Writing about the Goldwater extremists, an ex-communist Richard Hofstadter captured a political truth in a famous essay entitled “The Paranoid Style in American Politics“.

“I believe there is a style of mind that is far from new and that is not necessarily right-wing. I call it the paranoid style simply because no other word adequately evokes the sense of heated exaggeration, suspiciousness, and conspiratorial fantasy that I have in mind,” Hofstadter wrote. “In using the expression “paranoid style” I am not speaking in a clinical sense, but borrowing a clinical term for other purposes. I have neither the competence nor the desire to classify any figures of the past or present as certifiable lunatics.”

“In fact, the idea of the paranoid style as a force in politics would have little contemporary relevance or historical value if it were applied only to men with profoundly disturbed minds. It is the use of paranoid modes of expression by more or less normal people that makes the phenomenon significant,” he wrote.

From the vantage point of 2020 one can only applaud Hofstadler’s analysis.

Was the 2016 election really about an email server? The desire to find the key to events in some mystery that supports a theory of dark and secret forces is alive again. The Coronavirus is the creation of the deep state – the shadowy figures that really run the world; the hysteria surrounding the pandemic is part of a plot to hurt Trump’s reelection chances; corrupt world leaders are secretly torturing children all over the world; the malefactors are embedded in the deep state, but Donald Trump is working tirelessly to thwart them. (From a survey of QAnon by Adrienne LaFrance in The Atlantic.)

This paranoid style of politics, whether right-wing or left-wing is sadly un-Christian.

This paranoid style of politics, whether right-wing or left-wing is sadly un-Christian. A desire to be special, to possess secret knowledge is the basis of an ancient heresy, Gnosticism. There’s a vacancy for a new William F. Buckley to rescue conservative politics from the new John Birchers. To rescue Christianity from being identified with fringe movements. Maybe a range of them, occupying different parts of the spectrum.

And yes there are conspiracy theories from the left, chief among them that society is Fascist and that violence is justified in overthrowing an oppressive system. And then there’s intersectional post-modernism that, in its extreme forms, represents a new authoritarianism. Not a conspiracy theory, just critical theory.

But the Christian response to conspiracy theories should be different to secular society, where scorn and “cancelling” is a common response to people who think differently

We don’t get to “Other” other Christians. We are not joined together as Christians because we think the same on vaccines/climate change/US politics/critical theory/racism. We are joined together as Christians because we are united in Christ. We have been joined together in his death and resurrection. We will share eternity together.
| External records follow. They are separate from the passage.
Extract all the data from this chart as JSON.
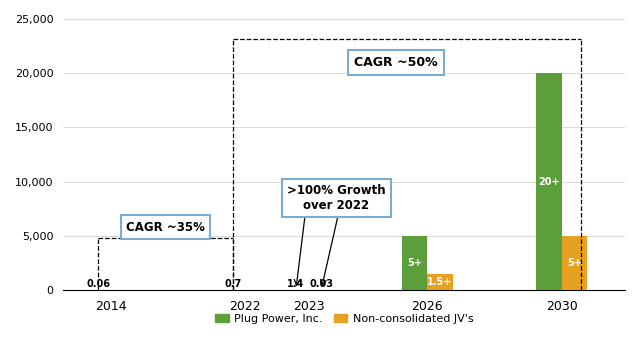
{
  "plug_values": [
    0.06,
    0.7,
    1.4,
    5000,
    20000
  ],
  "jv_values": [
    null,
    null,
    0.03,
    1500,
    5000
  ],
  "plug_labels": [
    "0.06",
    "0.7",
    "1.4",
    "5+",
    "20+"
  ],
  "jv_labels": [
    null,
    null,
    "0.03",
    "1.5+",
    "5+"
  ],
  "bar_width": 0.32,
  "plug_color": "#5B9E3A",
  "jv_color": "#E8A020",
  "background_color": "#FFFFFF",
  "ylim": [
    0,
    25000
  ],
  "yticks": [
    0,
    5000,
    10000,
    15000,
    20000,
    25000
  ],
  "ytick_labels": [
    "0",
    "5,000",
    "10,000",
    "15,000",
    "20,000",
    "25,000"
  ],
  "xtick_labels": [
    "2014",
    "2022",
    "2023",
    "2026",
    "2030"
  ],
  "legend_plug": "Plug Power, Inc.",
  "legend_jv": "Non-consolidated JV's",
  "annotation_cagr35": "CAGR ~35%",
  "annotation_growth": ">100% Growth\nover 2022",
  "annotation_cagr50": "CAGR ~50%",
  "x_positions": [
    0.5,
    2.2,
    3.0,
    4.5,
    6.2
  ],
  "xlim": [
    -0.1,
    7.0
  ],
  "bracket_color": "#000000",
  "box_edge_color": "#7BAAD4"
}
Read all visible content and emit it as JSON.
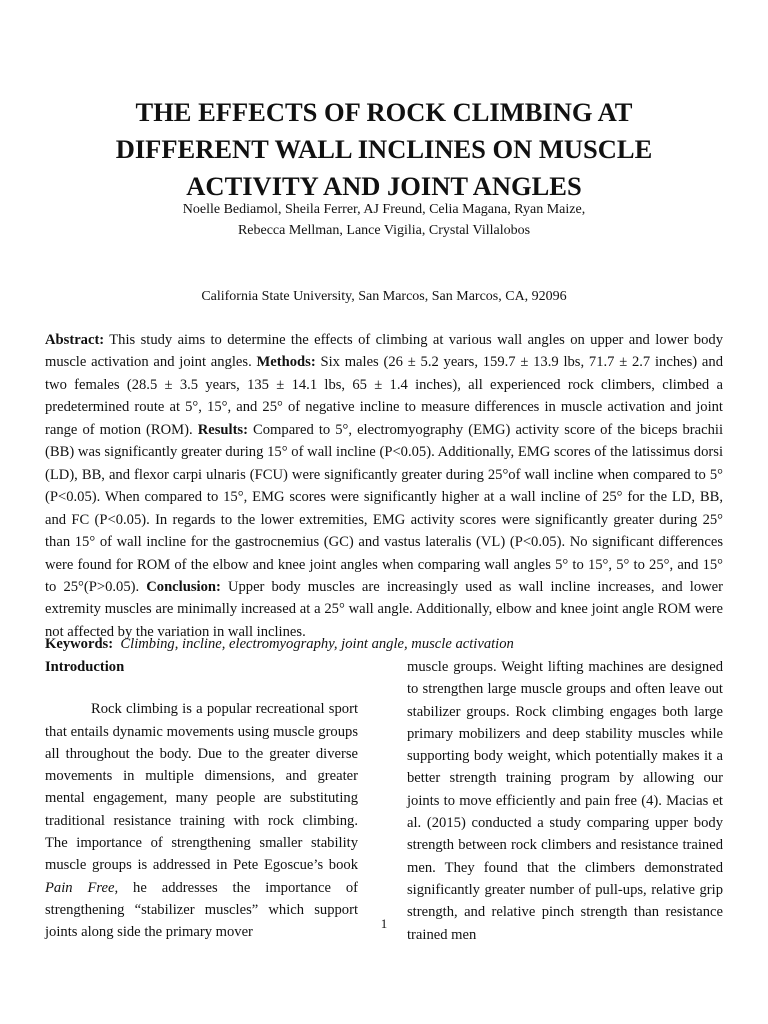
{
  "title_lines": [
    "THE EFFECTS OF ROCK CLIMBING AT",
    "DIFFERENT WALL INCLINES ON MUSCLE",
    "ACTIVITY AND JOINT ANGLES"
  ],
  "authors_lines": [
    "Noelle Bediamol, Sheila Ferrer, AJ Freund, Celia Magana, Ryan Maize,",
    "Rebecca Mellman, Lance Vigilia, Crystal Villalobos"
  ],
  "affiliation": "California State University, San Marcos, San Marcos, CA, 92096",
  "abstract": {
    "label": "Abstract:",
    "intro": " This study aims to determine the effects of climbing at various wall angles on upper and lower body muscle activation and joint angles. ",
    "methods_label": "Methods:",
    "methods": " Six males (26 ± 5.2 years, 159.7 ± 13.9 lbs, 71.7 ± 2.7 inches) and two females (28.5 ± 3.5 years, 135 ± 14.1 lbs, 65 ± 1.4 inches), all experienced rock climbers, climbed a predetermined route at 5°, 15°, and 25° of negative incline to measure differences in muscle activation and joint range of motion (ROM). ",
    "results_label": "Results:",
    "results": " Compared to 5°, electromyography (EMG)  activity score of the biceps brachii (BB) was significantly greater during 15° of wall incline (P<0.05). Additionally,  EMG scores of the latissimus dorsi (LD), BB, and flexor carpi ulnaris (FCU) were significantly greater during 25°of wall incline when compared to 5° (P<0.05). When compared to 15°, EMG scores were significantly higher at a wall incline of 25° for the LD, BB, and FC (P<0.05). In regards to the lower extremities, EMG activity scores were significantly greater during 25° than 15° of wall incline for the gastrocnemius (GC) and vastus lateralis (VL) (P<0.05). No significant differences were found for ROM of the elbow and knee joint angles when comparing wall angles 5° to 15°, 5° to 25°, and 15° to 25°(P>0.05). ",
    "conclusion_label": "Conclusion:",
    "conclusion": " Upper body muscles are increasingly used as wall incline increases, and lower extremity muscles are minimally increased at a 25° wall angle. Additionally, elbow and knee joint angle ROM were not affected by the variation in wall inclines."
  },
  "keywords": {
    "label": "Keywords:",
    "value": "Climbing, incline, electromyography, joint angle, muscle activation"
  },
  "introduction": {
    "heading": "Introduction",
    "left_before": "Rock climbing is a popular recreational sport that entails dynamic movements using muscle groups all throughout the body. Due to the greater diverse movements in multiple dimensions, and greater mental engagement, many people are substituting traditional resistance training with rock climbing. The importance of strengthening smaller stability muscle groups is addressed in Pete Egoscue’s book ",
    "left_italic": "Pain Free,",
    "left_after": " he addresses the importance of strengthening “stabilizer muscles” which support joints along side the primary mover",
    "right": "muscle groups. Weight lifting machines are designed to strengthen large muscle groups and often leave out stabilizer groups. Rock climbing engages both large primary mobilizers and deep stability muscles while supporting body weight, which potentially makes it a better strength training program by allowing our joints to move efficiently and pain free (4). Macias et al. (2015) conducted a study comparing upper body strength between rock climbers and resistance trained men. They found that the climbers demonstrated significantly greater number of pull-ups, relative grip strength, and relative pinch strength than resistance trained men"
  },
  "page_number": "1"
}
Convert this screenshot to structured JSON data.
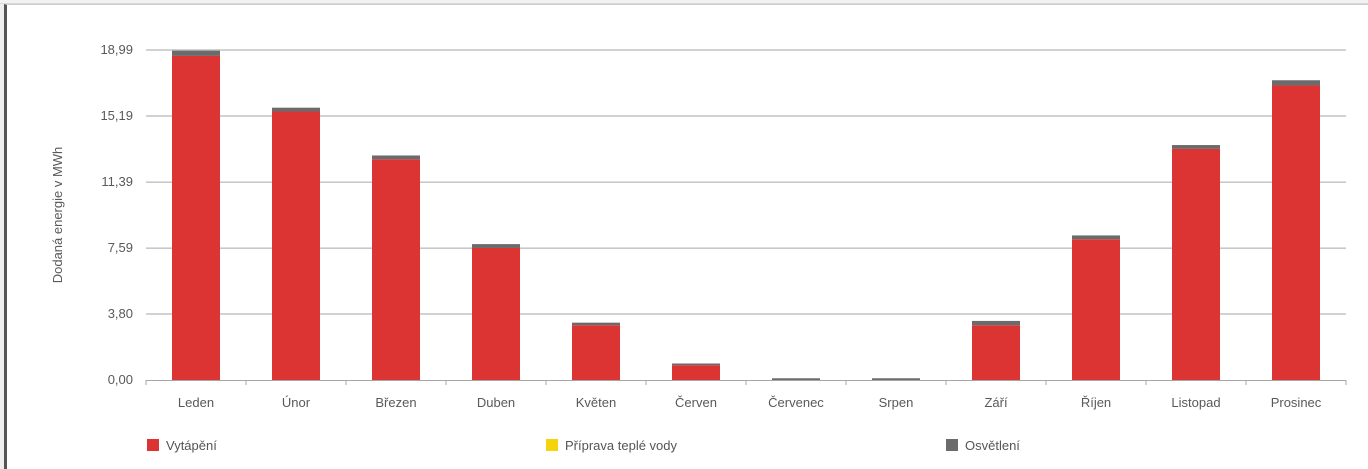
{
  "chart_data": {
    "type": "bar",
    "stacked": true,
    "ylabel": "Dodaná energie v MWh",
    "xlabel": "",
    "ylim": [
      0,
      18.99
    ],
    "yticks": [
      "0,00",
      "3,80",
      "7,59",
      "11,39",
      "15,19",
      "18,99"
    ],
    "ytick_values": [
      0,
      3.8,
      7.59,
      11.39,
      15.19,
      18.99
    ],
    "grid": true,
    "legend_position": "bottom",
    "categories": [
      "Leden",
      "Únor",
      "Březen",
      "Duben",
      "Květen",
      "Červen",
      "Červenec",
      "Srpen",
      "Září",
      "Říjen",
      "Listopad",
      "Prosinec"
    ],
    "series": [
      {
        "name": "Vytápění",
        "color": "#dc3333",
        "values": [
          18.65,
          15.45,
          12.7,
          7.6,
          3.15,
          0.85,
          0.0,
          0.0,
          3.15,
          8.1,
          13.3,
          16.95
        ]
      },
      {
        "name": "Příprava teplé vody",
        "color": "#f5d40f",
        "values": [
          0,
          0,
          0,
          0,
          0,
          0,
          0,
          0,
          0,
          0,
          0,
          0
        ]
      },
      {
        "name": "Osvětlení",
        "color": "#6b6b6b",
        "values": [
          0.3,
          0.22,
          0.22,
          0.22,
          0.15,
          0.1,
          0.1,
          0.1,
          0.25,
          0.22,
          0.22,
          0.3
        ]
      }
    ]
  },
  "colors": {
    "gridline": "#a6a6a6",
    "axis": "#a6a6a6",
    "text": "#595959"
  }
}
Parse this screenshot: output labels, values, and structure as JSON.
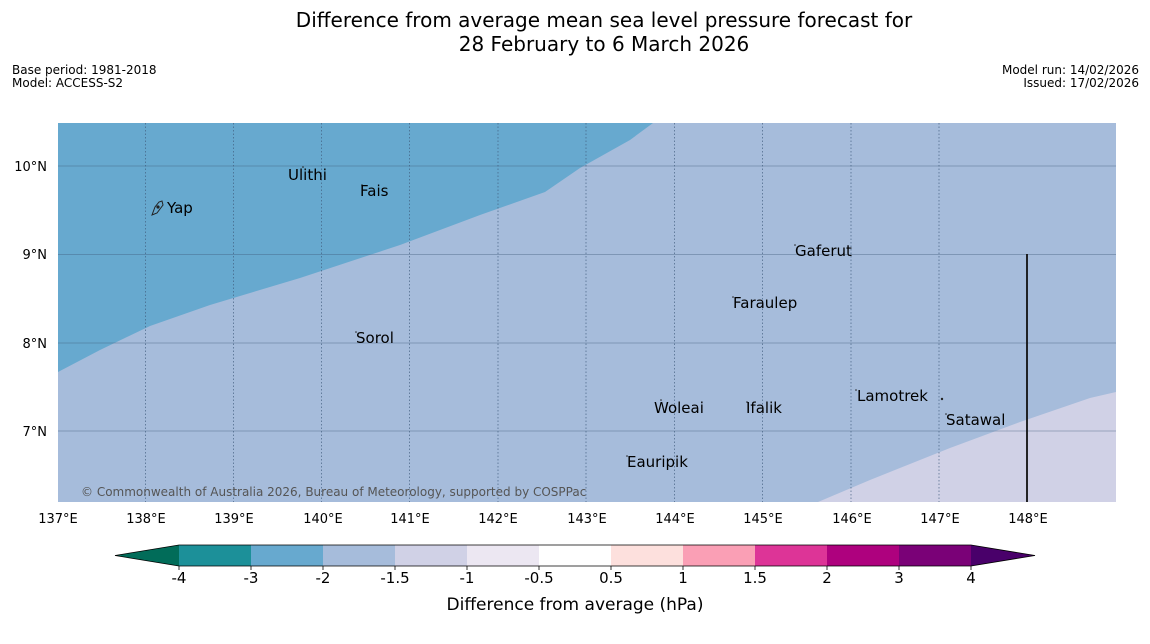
{
  "title": {
    "line1": "Difference from average mean sea level pressure forecast for",
    "line2": "28 February to 6 March 2026"
  },
  "meta_left": {
    "base_period": "Base period: 1981-2018",
    "model": "Model: ACCESS-S2"
  },
  "meta_right": {
    "model_run": "Model run: 14/02/2026",
    "issued": "Issued: 17/02/2026"
  },
  "map": {
    "lat_labels": [
      "10°N",
      "9°N",
      "8°N",
      "7°N"
    ],
    "lon_labels": [
      "137°E",
      "138°E",
      "139°E",
      "140°E",
      "141°E",
      "142°E",
      "143°E",
      "144°E",
      "145°E",
      "146°E",
      "147°E",
      "148°E"
    ],
    "places": [
      "Yap",
      "Ulithi",
      "Fais",
      "Gaferut",
      "Faraulep",
      "Sorol",
      "Lamotrek",
      "Woleai",
      "Ifalik",
      "Satawal",
      "Eauripik"
    ],
    "copyright": "© Commonwealth of Australia 2026, Bureau of Meteorology, supported by COSPPac",
    "colors": {
      "band_-3_-2": "#67a9cf",
      "band_-2_-1.5": "#a6bcdb",
      "band_-1.5_-1": "#d0d1e6"
    }
  },
  "colorbar": {
    "title": "Difference from average (hPa)",
    "ticks": [
      "-4",
      "-3",
      "-2",
      "-1.5",
      "-1",
      "-0.5",
      "0.5",
      "1",
      "1.5",
      "2",
      "3",
      "4"
    ],
    "colors": [
      "#016c59",
      "#1c9099",
      "#67a9cf",
      "#a6bcdb",
      "#d0d1e6",
      "#ece7f2",
      "#ffffff",
      "#fde0dd",
      "#fa9fb5",
      "#dd3497",
      "#ae017e",
      "#7a0177",
      "#49006a"
    ]
  }
}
Rowan Williams, the former Archbishop of Canterbury, describes Christianity as being full of “unwanted solidarities”.

Right winger or left winger, greenie or climate change skeptic, our fundamental reality is in Jesus.

Perhaps the best argument against getting deep into QAnon, making any political cause your main life event, even obsessing over anodyne things like gardening, is that we actually have something even more important going on. We are part of the great drama that will outlast any of the current theories or obsessions of secular society.